Again, this goes against the experiences of several of your other readers, which I mentioned to Jason. He responded that while policies may differ from one company to another, the policy of Dollar was to identify and document any damage at the time the customer returned the car.
It’s understandable therefore, if this truly is the case, that consumers are left uncertain of how best to protect themselves, when they get a different story from each rental car company, if not each different employee. When you rent an apartment, you typically will conduct a move-in inspection and move-out inspection and both will be signed by the tenant and the landlord. So why should it be any different with a rental car?
I agree. We’ve debated this issue in the comments previously, with car rental representatives insisting that they needed more time to go over the vehicle to determine if there was any damage, and lawyers claiming that the return receipt was, in effect, the “all clear” document that trumped any future claim.
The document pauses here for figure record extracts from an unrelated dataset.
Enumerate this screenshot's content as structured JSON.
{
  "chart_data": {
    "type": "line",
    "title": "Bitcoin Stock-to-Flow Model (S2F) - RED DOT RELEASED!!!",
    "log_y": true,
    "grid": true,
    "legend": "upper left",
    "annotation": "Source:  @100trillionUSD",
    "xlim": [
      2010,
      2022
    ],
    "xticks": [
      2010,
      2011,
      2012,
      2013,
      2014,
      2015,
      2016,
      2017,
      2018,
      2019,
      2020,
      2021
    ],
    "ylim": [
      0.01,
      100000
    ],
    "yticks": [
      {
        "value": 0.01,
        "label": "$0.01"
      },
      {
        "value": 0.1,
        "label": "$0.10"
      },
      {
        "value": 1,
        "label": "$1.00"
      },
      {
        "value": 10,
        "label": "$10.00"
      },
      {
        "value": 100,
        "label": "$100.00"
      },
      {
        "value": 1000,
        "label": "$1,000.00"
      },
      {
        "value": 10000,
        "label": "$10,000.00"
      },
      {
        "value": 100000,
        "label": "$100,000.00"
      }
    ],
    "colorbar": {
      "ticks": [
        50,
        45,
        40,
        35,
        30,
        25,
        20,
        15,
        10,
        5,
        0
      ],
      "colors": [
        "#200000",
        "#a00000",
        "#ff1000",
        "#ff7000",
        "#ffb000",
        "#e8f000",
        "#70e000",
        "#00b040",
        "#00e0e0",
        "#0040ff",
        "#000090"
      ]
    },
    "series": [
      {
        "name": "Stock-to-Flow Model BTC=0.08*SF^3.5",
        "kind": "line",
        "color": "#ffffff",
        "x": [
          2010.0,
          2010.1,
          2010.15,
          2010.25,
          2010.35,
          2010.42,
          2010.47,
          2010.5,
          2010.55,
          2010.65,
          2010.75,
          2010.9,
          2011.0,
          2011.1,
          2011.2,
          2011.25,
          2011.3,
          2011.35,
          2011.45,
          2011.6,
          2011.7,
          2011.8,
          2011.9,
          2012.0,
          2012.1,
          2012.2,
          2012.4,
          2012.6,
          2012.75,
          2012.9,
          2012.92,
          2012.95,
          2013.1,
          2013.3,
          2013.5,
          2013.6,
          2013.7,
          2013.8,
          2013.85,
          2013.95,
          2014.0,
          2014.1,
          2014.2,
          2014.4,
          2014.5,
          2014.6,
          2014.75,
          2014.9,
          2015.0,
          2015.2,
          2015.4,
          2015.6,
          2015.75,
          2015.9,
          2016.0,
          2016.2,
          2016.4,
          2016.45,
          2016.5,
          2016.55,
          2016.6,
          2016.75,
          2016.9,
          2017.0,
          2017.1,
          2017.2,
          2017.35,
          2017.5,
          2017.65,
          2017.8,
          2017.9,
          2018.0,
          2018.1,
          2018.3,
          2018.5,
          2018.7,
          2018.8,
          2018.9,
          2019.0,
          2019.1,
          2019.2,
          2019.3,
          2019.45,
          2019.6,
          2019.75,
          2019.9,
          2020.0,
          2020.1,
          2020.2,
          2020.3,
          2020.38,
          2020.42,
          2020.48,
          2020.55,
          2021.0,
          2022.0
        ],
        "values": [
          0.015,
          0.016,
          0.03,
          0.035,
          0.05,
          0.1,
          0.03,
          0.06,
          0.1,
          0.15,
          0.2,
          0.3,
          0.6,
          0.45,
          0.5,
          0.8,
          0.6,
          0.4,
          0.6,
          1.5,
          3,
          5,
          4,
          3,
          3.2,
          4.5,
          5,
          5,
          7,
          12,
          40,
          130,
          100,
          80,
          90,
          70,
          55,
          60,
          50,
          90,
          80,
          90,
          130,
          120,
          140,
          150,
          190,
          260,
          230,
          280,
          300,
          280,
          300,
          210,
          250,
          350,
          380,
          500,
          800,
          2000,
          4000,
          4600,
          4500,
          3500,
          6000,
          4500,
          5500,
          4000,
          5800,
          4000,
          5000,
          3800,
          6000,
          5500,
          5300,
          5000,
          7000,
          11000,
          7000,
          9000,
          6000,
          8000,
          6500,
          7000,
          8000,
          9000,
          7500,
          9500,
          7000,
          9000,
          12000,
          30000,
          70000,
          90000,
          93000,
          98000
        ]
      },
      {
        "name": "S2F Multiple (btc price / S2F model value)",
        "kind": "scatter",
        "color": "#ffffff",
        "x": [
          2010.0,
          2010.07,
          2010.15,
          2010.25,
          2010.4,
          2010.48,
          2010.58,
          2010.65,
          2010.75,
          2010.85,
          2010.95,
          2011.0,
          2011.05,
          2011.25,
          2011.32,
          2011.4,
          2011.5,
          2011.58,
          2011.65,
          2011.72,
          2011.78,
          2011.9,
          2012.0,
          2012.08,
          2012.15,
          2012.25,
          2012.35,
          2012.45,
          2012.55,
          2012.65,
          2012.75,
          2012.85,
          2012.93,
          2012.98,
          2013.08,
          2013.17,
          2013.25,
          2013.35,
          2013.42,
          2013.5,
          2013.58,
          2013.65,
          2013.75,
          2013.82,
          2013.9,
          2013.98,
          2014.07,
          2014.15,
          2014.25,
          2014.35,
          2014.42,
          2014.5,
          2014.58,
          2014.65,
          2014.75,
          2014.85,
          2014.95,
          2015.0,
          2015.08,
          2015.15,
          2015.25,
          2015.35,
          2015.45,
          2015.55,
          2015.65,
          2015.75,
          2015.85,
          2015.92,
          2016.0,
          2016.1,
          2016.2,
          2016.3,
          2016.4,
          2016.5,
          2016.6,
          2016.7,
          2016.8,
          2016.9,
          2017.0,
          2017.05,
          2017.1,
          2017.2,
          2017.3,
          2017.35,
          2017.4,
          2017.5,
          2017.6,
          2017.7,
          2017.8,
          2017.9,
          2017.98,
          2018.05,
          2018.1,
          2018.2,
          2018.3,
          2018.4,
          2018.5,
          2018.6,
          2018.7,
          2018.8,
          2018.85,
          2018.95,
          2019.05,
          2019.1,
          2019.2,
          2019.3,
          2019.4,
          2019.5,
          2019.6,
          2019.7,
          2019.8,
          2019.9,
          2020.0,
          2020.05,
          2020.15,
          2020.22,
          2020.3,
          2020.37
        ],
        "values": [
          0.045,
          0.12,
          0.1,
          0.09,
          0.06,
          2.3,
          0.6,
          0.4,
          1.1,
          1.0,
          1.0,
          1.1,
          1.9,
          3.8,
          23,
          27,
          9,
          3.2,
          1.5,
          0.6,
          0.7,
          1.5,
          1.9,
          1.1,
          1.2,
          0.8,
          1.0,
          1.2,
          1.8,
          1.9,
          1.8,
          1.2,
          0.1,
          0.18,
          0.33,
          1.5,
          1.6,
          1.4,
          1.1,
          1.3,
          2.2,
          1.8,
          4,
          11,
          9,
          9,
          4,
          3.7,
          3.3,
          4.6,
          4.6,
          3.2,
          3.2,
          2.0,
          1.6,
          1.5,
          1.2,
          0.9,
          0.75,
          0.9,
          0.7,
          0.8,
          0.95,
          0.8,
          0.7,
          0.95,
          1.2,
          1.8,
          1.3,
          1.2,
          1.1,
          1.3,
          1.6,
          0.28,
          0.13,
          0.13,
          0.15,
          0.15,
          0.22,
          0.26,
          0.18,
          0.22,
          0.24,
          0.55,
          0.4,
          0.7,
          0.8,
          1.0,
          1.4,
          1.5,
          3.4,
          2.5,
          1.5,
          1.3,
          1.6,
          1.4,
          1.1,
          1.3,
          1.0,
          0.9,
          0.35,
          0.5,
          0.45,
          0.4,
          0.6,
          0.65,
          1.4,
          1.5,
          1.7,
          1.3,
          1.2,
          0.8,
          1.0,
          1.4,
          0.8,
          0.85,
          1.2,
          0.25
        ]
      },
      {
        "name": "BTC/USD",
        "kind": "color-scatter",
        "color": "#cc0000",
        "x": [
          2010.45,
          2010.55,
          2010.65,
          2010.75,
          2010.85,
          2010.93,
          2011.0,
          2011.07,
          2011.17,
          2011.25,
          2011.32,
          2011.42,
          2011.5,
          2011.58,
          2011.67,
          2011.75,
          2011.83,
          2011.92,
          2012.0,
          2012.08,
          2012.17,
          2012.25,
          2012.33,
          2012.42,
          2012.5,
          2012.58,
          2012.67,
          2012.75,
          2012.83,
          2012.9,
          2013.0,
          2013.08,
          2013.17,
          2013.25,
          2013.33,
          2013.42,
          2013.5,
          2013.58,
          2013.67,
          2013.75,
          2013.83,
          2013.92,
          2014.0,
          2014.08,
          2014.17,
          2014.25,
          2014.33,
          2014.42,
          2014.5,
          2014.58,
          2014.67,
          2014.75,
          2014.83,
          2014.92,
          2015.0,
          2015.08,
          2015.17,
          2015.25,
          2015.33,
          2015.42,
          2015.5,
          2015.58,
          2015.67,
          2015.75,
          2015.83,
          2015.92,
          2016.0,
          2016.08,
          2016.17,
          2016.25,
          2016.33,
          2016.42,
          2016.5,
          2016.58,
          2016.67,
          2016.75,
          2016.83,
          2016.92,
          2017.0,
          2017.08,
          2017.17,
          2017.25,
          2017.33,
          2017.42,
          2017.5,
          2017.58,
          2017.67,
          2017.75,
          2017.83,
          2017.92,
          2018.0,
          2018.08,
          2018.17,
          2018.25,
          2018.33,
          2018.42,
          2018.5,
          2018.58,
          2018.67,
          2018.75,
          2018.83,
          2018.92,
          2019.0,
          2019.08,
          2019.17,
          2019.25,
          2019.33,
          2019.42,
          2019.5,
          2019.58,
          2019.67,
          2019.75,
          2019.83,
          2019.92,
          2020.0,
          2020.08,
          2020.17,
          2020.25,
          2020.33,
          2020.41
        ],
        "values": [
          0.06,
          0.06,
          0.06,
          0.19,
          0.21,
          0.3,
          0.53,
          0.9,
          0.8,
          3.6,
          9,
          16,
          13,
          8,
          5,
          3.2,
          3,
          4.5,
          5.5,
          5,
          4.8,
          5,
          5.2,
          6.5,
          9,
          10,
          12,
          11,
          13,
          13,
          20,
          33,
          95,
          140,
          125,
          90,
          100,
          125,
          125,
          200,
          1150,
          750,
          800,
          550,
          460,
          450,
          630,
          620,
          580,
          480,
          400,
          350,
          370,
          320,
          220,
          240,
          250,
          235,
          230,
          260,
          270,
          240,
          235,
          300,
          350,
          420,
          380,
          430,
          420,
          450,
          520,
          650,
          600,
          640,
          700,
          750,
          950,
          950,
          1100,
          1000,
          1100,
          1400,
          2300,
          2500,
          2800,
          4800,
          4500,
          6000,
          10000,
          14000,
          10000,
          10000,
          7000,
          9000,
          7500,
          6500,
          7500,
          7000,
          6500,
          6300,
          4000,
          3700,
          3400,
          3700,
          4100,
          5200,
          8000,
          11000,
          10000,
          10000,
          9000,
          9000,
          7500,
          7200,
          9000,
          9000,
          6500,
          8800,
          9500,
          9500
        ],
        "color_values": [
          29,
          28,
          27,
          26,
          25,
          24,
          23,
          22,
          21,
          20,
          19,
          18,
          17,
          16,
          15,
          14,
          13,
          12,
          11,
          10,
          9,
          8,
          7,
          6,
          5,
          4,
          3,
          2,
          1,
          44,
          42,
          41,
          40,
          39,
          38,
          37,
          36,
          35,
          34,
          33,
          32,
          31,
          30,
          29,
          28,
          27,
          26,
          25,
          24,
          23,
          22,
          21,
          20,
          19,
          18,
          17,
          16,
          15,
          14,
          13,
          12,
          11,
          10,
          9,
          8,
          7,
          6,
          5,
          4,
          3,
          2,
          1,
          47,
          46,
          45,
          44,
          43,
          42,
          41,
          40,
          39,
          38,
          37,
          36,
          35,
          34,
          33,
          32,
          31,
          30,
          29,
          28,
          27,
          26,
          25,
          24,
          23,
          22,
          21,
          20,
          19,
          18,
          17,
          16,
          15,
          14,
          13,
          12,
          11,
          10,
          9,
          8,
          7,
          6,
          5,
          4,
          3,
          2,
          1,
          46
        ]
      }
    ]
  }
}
There are a few solutions, as I see it. The first is that a car rental company should automatically take a digital photo of every car before and after it is rented. Hertz said it was going to do this last summer, but I’ve followed up several times to find out how the program is being implemented, only to be met with complete radio silence. The other is a standard release to be signed by a car rental company representative when you return the vehicle, that specifically releases you from any future damage claim.
Chances are, both options are too expensive. The digital cameras add to a location’s costs and to the time it takes to process a rental car. And the waiver would effectively end a car rental company’s ability to pursue a claim for damages that are “discovered” after the rental, whether they are legitimate or not.
These two steps could also shut down the cottage industry of third-party damage claim services that work with car rental companies to squeeze every available penny from insurance companies and renters.
Something tells me it’s not gonna happen.